Thursday, June 6, 2024

Shelterwood: a story of survival, justice served and righting wrongs

Shelterwood by Lisa Wingate is a dual timeline story set in Oklahoma. 1909, eleven-year-old Olive August Radley knows that her stepfather has ill intentions toward the two Choctaw girls who live with her family. When the older girl disappears, Ollie takes the younger girl and flees into the woods. Together they set out on a perilous journey to the rugged Winding Stair Mountains, trying to avoid the outlaws, treasure hunters and desperate men along the way. Eighty-one years later, Valerie Boren O’dell is a law enforcement ranger who arrives at the Horsethief Trail National Park, seeking a quiet place as she tries to balance her career and single parenthood. She quickly learns about a local controversy over the park’s opening, a teenage hiker goes missing and a long hidden burial site of three children was discovered deep in a cave. Val soon learns the tragic and deadly history of the area as she tries to uncover the truth. 

Lisa Wingate has made a name for herself as a writer of emotional and often forgotten stories in history. Shelterwood traces the story of children abandoned by the law, the conflicts over the land and its riches and the long battle to see wrongs righted and justice done. I love Lisa Wingate books and Shelterwood sounded compelling and interesting; however, it was a chore to read. It wasn’t hard to read because of the subject matter which was indeed a heavy topic but important to discuss. There was a bit of confusion of who the characters were and their relationship to the two main characters: Ollie and Val. The back and forth between timelines, which usually doesn’t bother me, took me out of the story and it was hard to readjust for the new chapter. Overall, I didn’t enjoy it as much as I have other Lisa Wingate books. However, if the book interests you, I recommend giving it a try. 


Shelterwood is available in hardcover, paperback, eBook and audiobook


Tuesday, April 7, 2020

The Book of Lost Friends: rediscovering lost family histories


The Book of Lost Friends by Lisa Wingate is a story of recovering history when time and people have long buried it. The story opens with a young girl, as she prepares to make an important speech, and her teacher who encourages her to be a voice for those lost. Rewind to Louisiana, 1875 as Hannie Gossett, 18, wakes from a vivid and recurring dream of when her family was torn apart. She lives on an old plantation which used to see grander days. She soon finds herself on a journey that takes her far from her home and on a path to a new beginning. The next chapter opens with Benedetta “Benny” Silva in Augustine, Louisiana, 1987. She is having a horrible beginning to her first day as a teacher. She tries to teach her students; but they aren’t interested in the symbolism of George Orwell’s Animal Farm. Switching between Hannie in 1875 and Benny in 1987, the two timelines emerge as Hannie searches for a missing person, she begins to collect the names of lost family members for people she meets on her journey, in hopes to reunite families as well as finding her own. Benny struggles to find a way to reach her students when a chance discovering of an old family Bible and leather ledger sends Benny and her students on a history lesson that threatens to shake the status quo.

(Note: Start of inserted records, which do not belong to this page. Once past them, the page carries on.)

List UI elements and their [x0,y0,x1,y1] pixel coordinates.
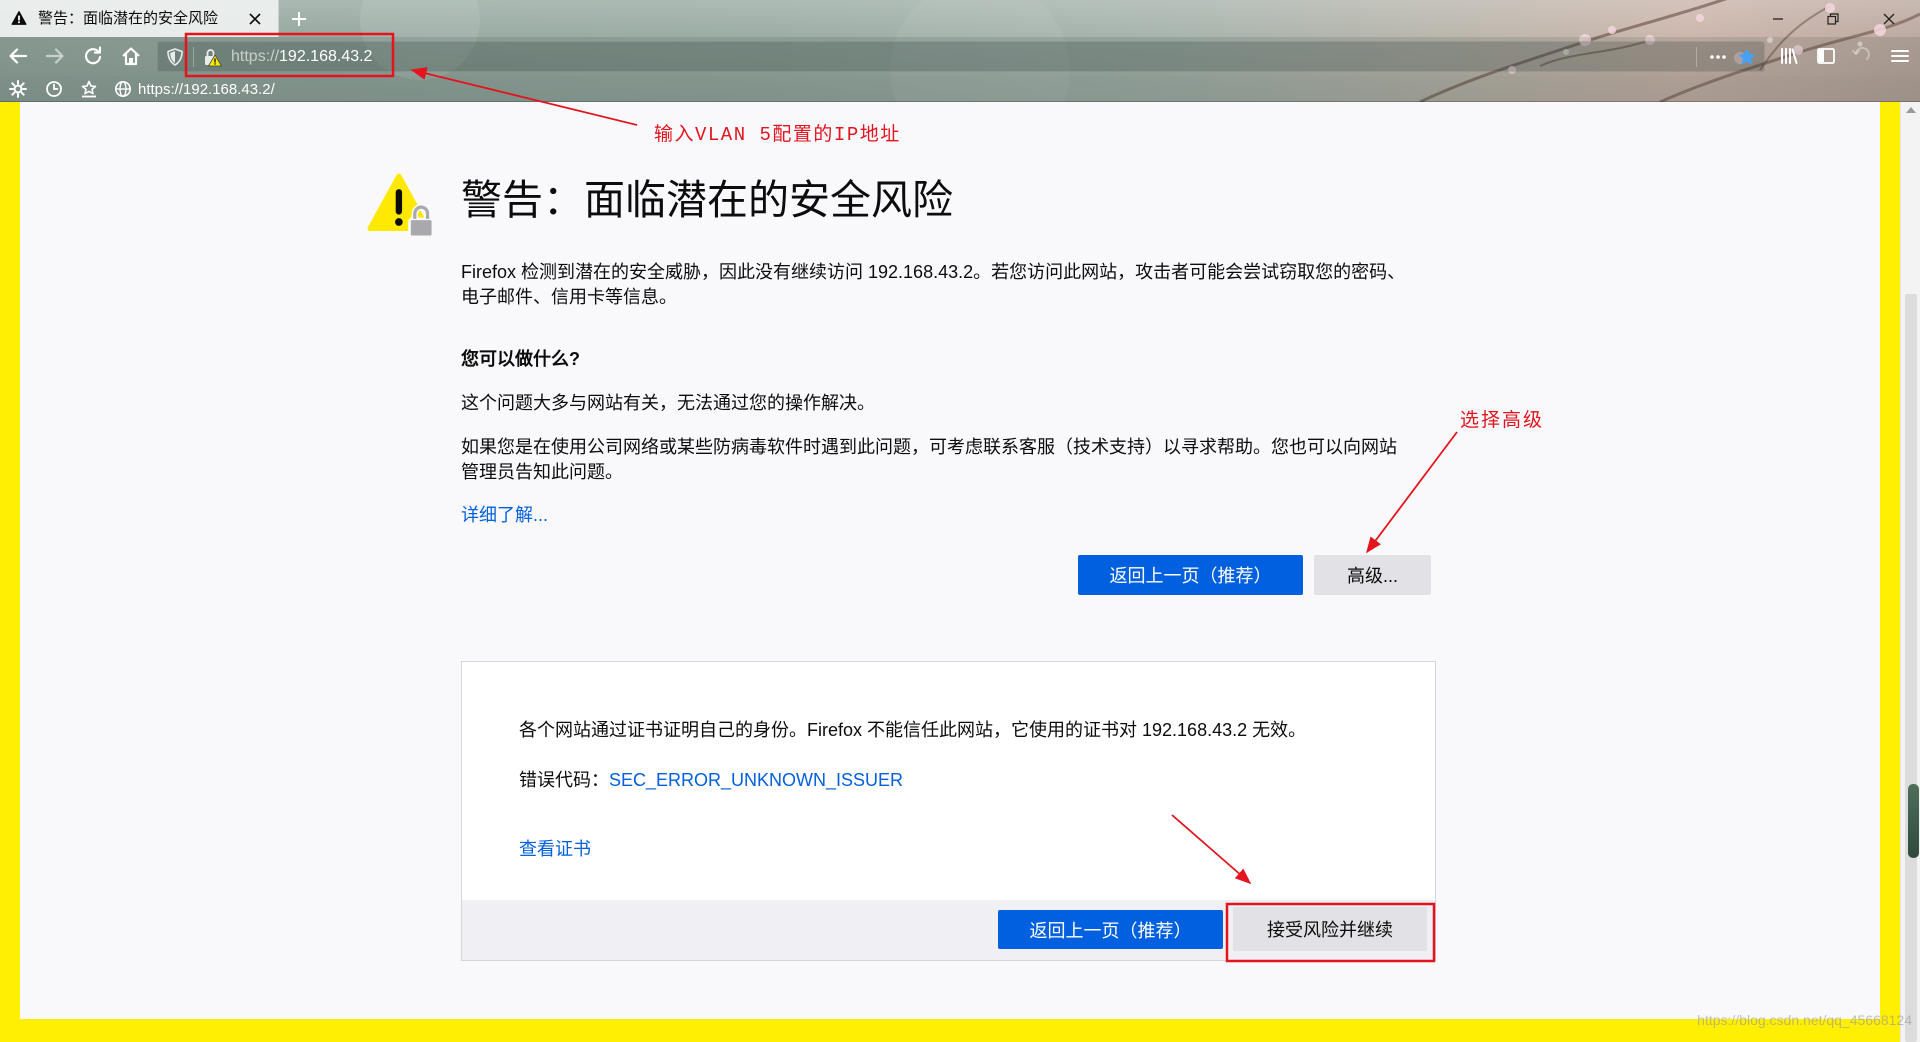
close-icon[interactable] [245,9,265,29]
reload-icon[interactable] [79,42,107,70]
certificate-description: 各个网站通过证书证明自己的身份。Firefox 不能信任此网站，它使用的证书对 … [519,720,1307,740]
highlight-frame-left [0,102,20,1042]
panel-go-back-button[interactable]: 返回上一页（推荐） [998,910,1223,949]
highlight-frame-bottom [0,1019,1900,1042]
browser-chrome: 警告：面临潜在的安全风险 https://192.168.43.2 https:… [0,0,1920,102]
urlbar-annotation: 输入VLAN 5配置的IP地址 [654,124,901,146]
page-actions-icon[interactable] [1704,43,1732,71]
window-close-icon[interactable] [1866,0,1912,37]
home-icon[interactable] [117,42,145,70]
go-back-button[interactable]: 返回上一页（推荐） [1078,555,1303,595]
url-bar-separator [1696,47,1697,67]
advanced-button[interactable]: 高级... [1314,555,1431,595]
history-clock-icon[interactable] [44,79,64,99]
error-code-label: 错误代码： [519,770,609,790]
error-code-link[interactable]: SEC_ERROR_UNKNOWN_ISSUER [609,770,903,790]
tab-active[interactable]: 警告：面临潜在的安全风险 [0,0,279,37]
highlight-frame-right [1880,102,1900,1042]
menu-icon[interactable] [1886,42,1914,70]
bookmarks-menu-icon[interactable] [79,79,99,99]
extension-icon[interactable] [1847,42,1875,70]
bookmark-item[interactable]: https://192.168.43.2/ [114,77,275,101]
what-can-you-do-text-2: 如果您是在使用公司网络或某些防病毒软件时遇到此问题，可考虑联系客服（技术支持）以… [461,437,1397,482]
security-warning-icon [367,173,435,239]
globe-icon [114,80,132,98]
insecure-lock-icon[interactable] [198,43,226,71]
sidebar-icon[interactable] [1812,42,1840,70]
advanced-annotation: 选择高级 [1460,410,1545,432]
tab-title: 警告：面临潜在的安全风险 [38,10,219,27]
url-bar[interactable]: https://192.168.43.2 [157,41,1765,72]
scrollbar-thumb[interactable] [1905,294,1917,1042]
url-bar-separator [193,47,194,67]
url-host: 192.168.43.2 [279,48,373,65]
what-can-you-do-heading: 您可以做什么? [461,349,580,369]
advanced-panel-footer: 返回上一页（推荐） 接受风险并继续 [462,900,1435,960]
bookmark-star-icon[interactable] [1733,43,1761,71]
learn-more-link[interactable]: 详细了解... [461,503,548,528]
scroll-up-icon[interactable] [1906,107,1916,113]
url-text[interactable]: https://192.168.43.2 [231,42,372,71]
restore-icon[interactable] [1810,0,1856,37]
advanced-panel: 各个网站通过证书证明自己的身份。Firefox 不能信任此网站，它使用的证书对 … [461,661,1436,961]
accept-risk-button[interactable]: 接受风险并继续 [1233,907,1427,951]
error-code-row: 错误代码：SEC_ERROR_UNKNOWN_ISSUER [519,768,903,793]
intro-text: Firefox 检测到潜在的安全威胁，因此没有继续访问 192.168.43.2… [461,262,1406,307]
settings-gear-icon[interactable] [8,79,28,99]
forward-arrow-icon[interactable] [41,42,69,70]
url-scheme: https:// [231,48,280,65]
warning-icon [11,10,27,26]
plus-icon[interactable] [285,5,313,33]
minimize-icon[interactable] [1755,0,1801,37]
page-title: 警告：面临潜在的安全风险 [461,177,953,223]
back-arrow-icon[interactable] [4,42,32,70]
bookmark-label: https://192.168.43.2/ [138,80,275,98]
tracking-shield-icon[interactable] [161,43,189,71]
what-can-you-do-text-1: 这个问题大多与网站有关，无法通过您的操作解决。 [461,393,875,413]
library-icon[interactable] [1775,42,1803,70]
navigation-toolbar: https://192.168.43.2 [0,37,1920,76]
vertical-scrollbar[interactable] [1900,102,1920,1042]
side-widget [1908,784,1919,858]
view-certificate-link[interactable]: 查看证书 [519,837,591,862]
watermark: https://blog.csdn.net/qq_45668124 [1697,1012,1912,1028]
bookmarks-toolbar: https://192.168.43.2/ [0,76,1920,102]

The Book of Lost Friends is inspired by the real letters from the “Lost Friends” column of the Southwestern Christian Advocate which published letters from freed slaves looking for their families. It was a piece of history that I wasn’t not aware of and was interested to read as Ms. Wingate uses the actual letters from the column. The book is essentially about remembering those who came before us as the main theme can be found in this quote: “We die once when the last breath leaves our bodies. We die a second time when the last person speaks our name.” This theme reminded me of the second death seen in Disney’s Coco (2017). The book is very slow moving as it switches between timelines. It isn’t clear how the two are connected until about three-quarters into the story. It truly didn’t become interesting until the connection is made between the timelines and the action speeds up. It was hard to connect with the characters. I found Hannie to be the most interesting and a bit surprising as she finds herself in situations that she must learn to adapt on the fly. I found Benny to be a bit naïve and dim. She was the stereotypical first year teacher who was going to have an impact on her students. She seems at a loss when her first attempts fail miserably. Some of the conflict which I thought would boil over and cause a big “battle” fizzled and the “villains” of the story essentially would just be feared from afar. Overall, I enjoyed the book as a piece of history is used to tell the lost family history of many black families. And if readers are willing to stick with it, I think they will find that they will enjoy it too. I recommend The Book of Lost Friends.